[POEM] Office Maid by Julia Clark
This poem juxtaposes the mundanity of contemporary office work with the fantasticality of supernatural mythology for a surreal take on modern work culture and its often obscured ties to environmental destruction and capitalism exploitation.
Office Maid
by Julia Clark
The snap of fluorescent lights bodies mixing stale air wakes her.
the morning coffee / smoko begins she emerges
lets loose her hair gummy with sleep
and boots up Windows—
a bucket of fresh salt water from the weekend
Provided (under contract) by maintenance.
Throughout the day / they see her perched
upon her swivel chair. Her humanoid surface curvaceous
like bench cushioning more than sex appeal.
bunched but like appealingly
broad shoulders, dimpled elbows
bent to prop her barren eyes toward Gmail.

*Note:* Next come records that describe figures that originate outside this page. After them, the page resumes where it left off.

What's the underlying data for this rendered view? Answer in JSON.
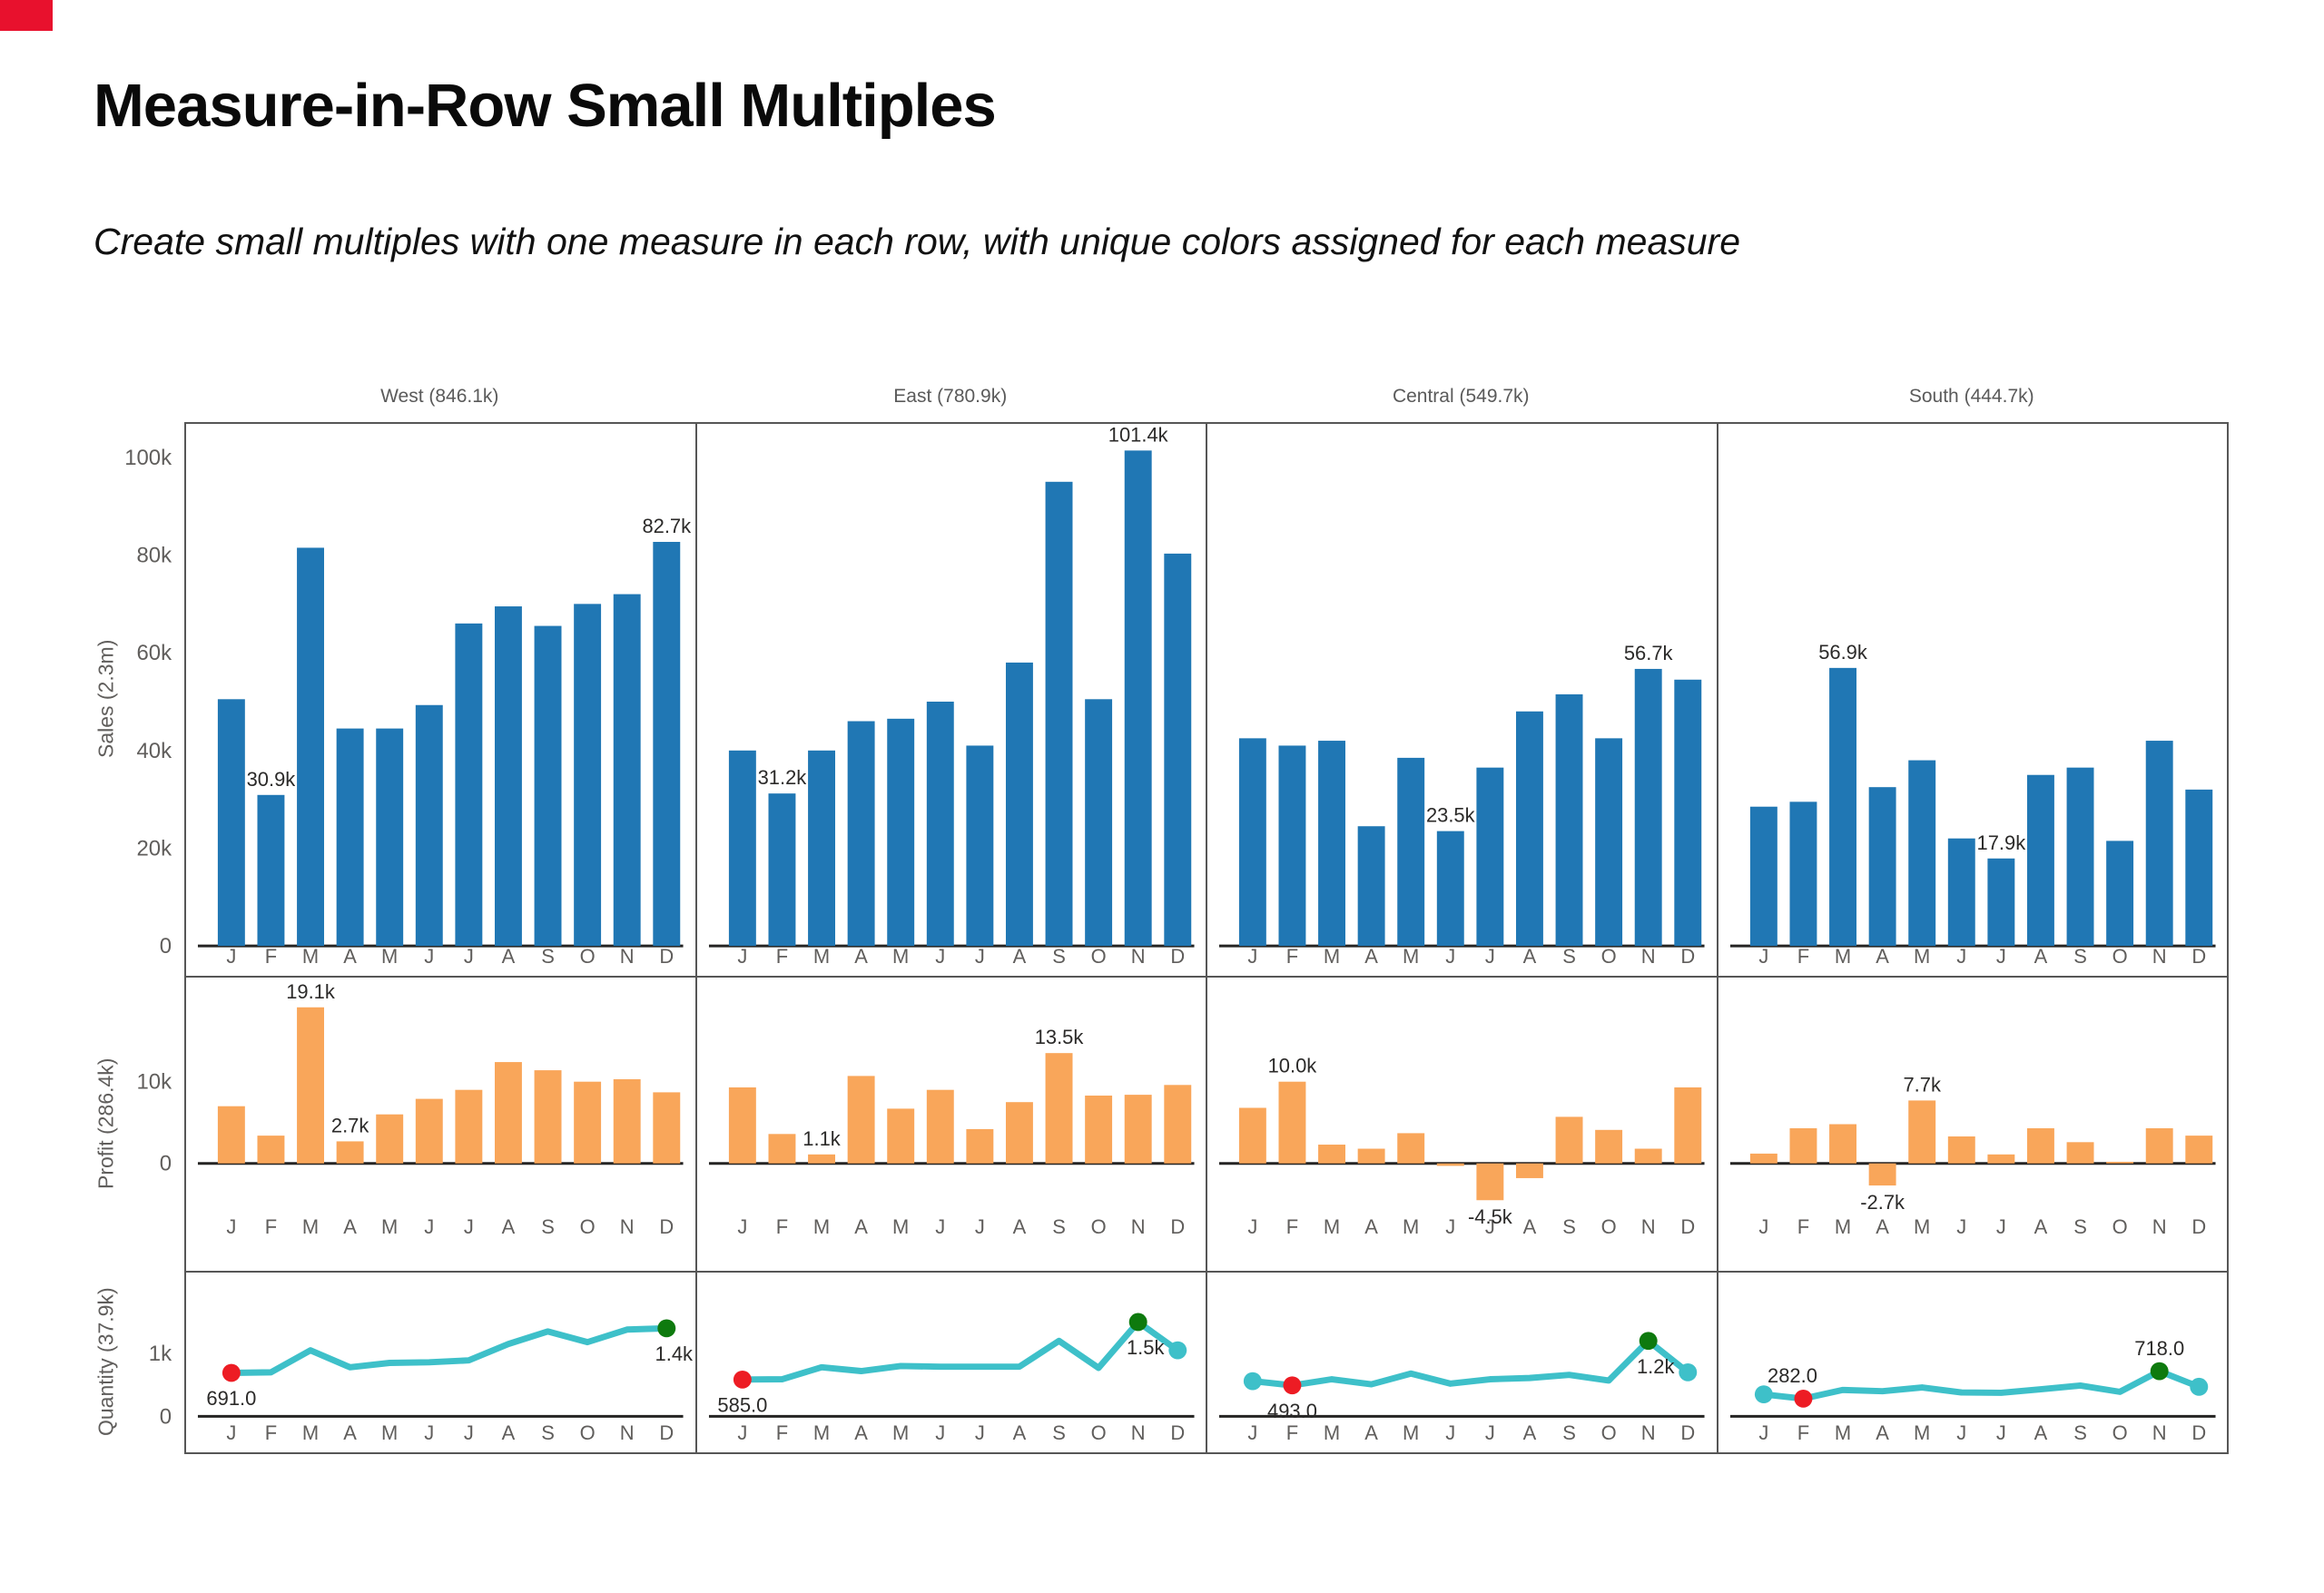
{
  "title": "Measure-in-Row Small Multiples",
  "subtitle": "Create small multiples with one measure in each row, with unique colors assigned for each measure",
  "colors": {
    "bar_blue": "#2077B4",
    "bar_orange": "#F9A65A",
    "line_teal": "#3EC0C9",
    "dot_red": "#ED1C24",
    "dot_green": "#0E7A0E",
    "axis": "#252423",
    "text_muted": "#605E5C",
    "border": "#565656"
  },
  "chart_data": {
    "type": "bar",
    "layout": "small-multiples 3 measure rows x 4 region columns, y ticks on left column only, month letters on every panel",
    "columns": [
      "West (846.1k)",
      "East (780.9k)",
      "Central (549.7k)",
      "South (444.7k)"
    ],
    "months": [
      "J",
      "F",
      "M",
      "A",
      "M",
      "J",
      "J",
      "A",
      "S",
      "O",
      "N",
      "D"
    ],
    "rows": [
      {
        "measure": "Sales  (2.3m)",
        "type": "bar",
        "color": "#2077B4",
        "ylim": [
          0,
          106900
        ],
        "ticks": [
          {
            "v": 0,
            "t": "0"
          },
          {
            "v": 20000,
            "t": "20k"
          },
          {
            "v": 40000,
            "t": "40k"
          },
          {
            "v": 60000,
            "t": "60k"
          },
          {
            "v": 80000,
            "t": "80k"
          },
          {
            "v": 100000,
            "t": "100k"
          }
        ],
        "panels": [
          {
            "region": "West",
            "values": [
              50500,
              30900,
              81500,
              44500,
              44500,
              49300,
              66000,
              69500,
              65500,
              70000,
              72000,
              82700
            ],
            "annotations": [
              {
                "i": 1,
                "text": "30.9k"
              },
              {
                "i": 11,
                "text": "82.7k"
              }
            ]
          },
          {
            "region": "East",
            "values": [
              40000,
              31200,
              40000,
              46000,
              46500,
              50000,
              41000,
              58000,
              95000,
              50500,
              101400,
              80300
            ],
            "annotations": [
              {
                "i": 1,
                "text": "31.2k"
              },
              {
                "i": 10,
                "text": "101.4k"
              }
            ]
          },
          {
            "region": "Central",
            "values": [
              42500,
              41000,
              42000,
              24500,
              38500,
              23500,
              36500,
              48000,
              51500,
              42500,
              56700,
              54500
            ],
            "annotations": [
              {
                "i": 5,
                "text": "23.5k"
              },
              {
                "i": 10,
                "text": "56.7k"
              }
            ]
          },
          {
            "region": "South",
            "values": [
              28500,
              29500,
              56900,
              32500,
              38000,
              22000,
              17900,
              35000,
              36500,
              21500,
              42000,
              32000
            ],
            "annotations": [
              {
                "i": 2,
                "text": "56.9k"
              },
              {
                "i": 6,
                "text": "17.9k"
              }
            ]
          }
        ]
      },
      {
        "measure": "Profit  (286.4k)",
        "type": "bar",
        "color": "#F9A65A",
        "ylim": [
          -7000,
          21500
        ],
        "ticks": [
          {
            "v": 0,
            "t": "0"
          },
          {
            "v": 10000,
            "t": "10k"
          }
        ],
        "panels": [
          {
            "region": "West",
            "values": [
              7000,
              3400,
              19100,
              2700,
              6000,
              7900,
              9000,
              12400,
              11400,
              10000,
              10300,
              8700
            ],
            "annotations": [
              {
                "i": 2,
                "text": "19.1k"
              },
              {
                "i": 3,
                "text": "2.7k"
              }
            ]
          },
          {
            "region": "East",
            "values": [
              9300,
              3600,
              1100,
              10700,
              6700,
              9000,
              4200,
              7500,
              13500,
              8300,
              8400,
              9600
            ],
            "annotations": [
              {
                "i": 2,
                "text": "1.1k"
              },
              {
                "i": 8,
                "text": "13.5k"
              }
            ]
          },
          {
            "region": "Central",
            "values": [
              6800,
              10000,
              2300,
              1800,
              3700,
              -300,
              -4500,
              -1800,
              5700,
              4100,
              1800,
              9300
            ],
            "annotations": [
              {
                "i": 1,
                "text": "10.0k"
              },
              {
                "i": 6,
                "text": "-4.5k"
              }
            ]
          },
          {
            "region": "South",
            "values": [
              1200,
              4300,
              4800,
              -2700,
              7700,
              3300,
              1100,
              4300,
              2600,
              200,
              4300,
              3400
            ],
            "annotations": [
              {
                "i": 4,
                "text": "7.7k"
              },
              {
                "i": 3,
                "text": "-2.7k"
              }
            ]
          }
        ]
      },
      {
        "measure": "Quantity  (37.9k)",
        "type": "line",
        "color": "#3EC0C9",
        "ylim": [
          0,
          1900
        ],
        "ticks": [
          {
            "v": 0,
            "t": "0"
          },
          {
            "v": 1000,
            "t": "1k"
          }
        ],
        "panels": [
          {
            "region": "West",
            "values": [
              691,
              700,
              1050,
              780,
              850,
              860,
              890,
              1150,
              1350,
              1180,
              1380,
              1400
            ],
            "dots": [
              {
                "i": 0,
                "color": "red",
                "text": "691.0",
                "pos": "below"
              },
              {
                "i": 11,
                "color": "green",
                "text": "1.4k",
                "pos": "below",
                "dx": 8
              }
            ]
          },
          {
            "region": "East",
            "values": [
              585,
              590,
              780,
              720,
              800,
              790,
              790,
              790,
              1200,
              770,
              1500,
              1050
            ],
            "dots": [
              {
                "i": 0,
                "color": "red",
                "text": "585.0",
                "pos": "below"
              },
              {
                "i": 10,
                "color": "green",
                "text": "1.5k",
                "pos": "below",
                "dx": 8
              },
              {
                "i": 11,
                "color": "teal"
              }
            ]
          },
          {
            "region": "Central",
            "values": [
              560,
              493,
              590,
              510,
              680,
              520,
              590,
              610,
              660,
              570,
              1200,
              700
            ],
            "dots": [
              {
                "i": 0,
                "color": "teal"
              },
              {
                "i": 1,
                "color": "red",
                "text": "493.0",
                "pos": "below"
              },
              {
                "i": 10,
                "color": "green",
                "text": "1.2k",
                "pos": "below",
                "dx": 8
              },
              {
                "i": 11,
                "color": "teal"
              }
            ]
          },
          {
            "region": "South",
            "values": [
              350,
              282,
              420,
              400,
              460,
              380,
              375,
              430,
              490,
              390,
              718,
              470
            ],
            "dots": [
              {
                "i": 0,
                "color": "teal"
              },
              {
                "i": 1,
                "color": "red",
                "text": "282.0",
                "pos": "above",
                "dx": -12
              },
              {
                "i": 10,
                "color": "green",
                "text": "718.0",
                "pos": "above"
              },
              {
                "i": 11,
                "color": "teal"
              }
            ]
          }
        ]
      }
    ]
  }
}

Her tail slopes to the floor
four puckered fins, shrunken & fleshy, plunked in her bucket
beneath the plastic-coated desk.
At end of day her body is crusty.
Those still in the office / see her
remove a jar of Vaseline and rub globs into her bleached scales
paying extra attention to the narrow gaps her membranous skin seeps.
Julia Clark is a poet, reviewer, and academic based in Sydney, Australia on Ku-ring-gai and Darug land. Her work is interested in the intersection of aesthetics, objects, and bodies. If she’s not reading or writing, she’s at the theatre.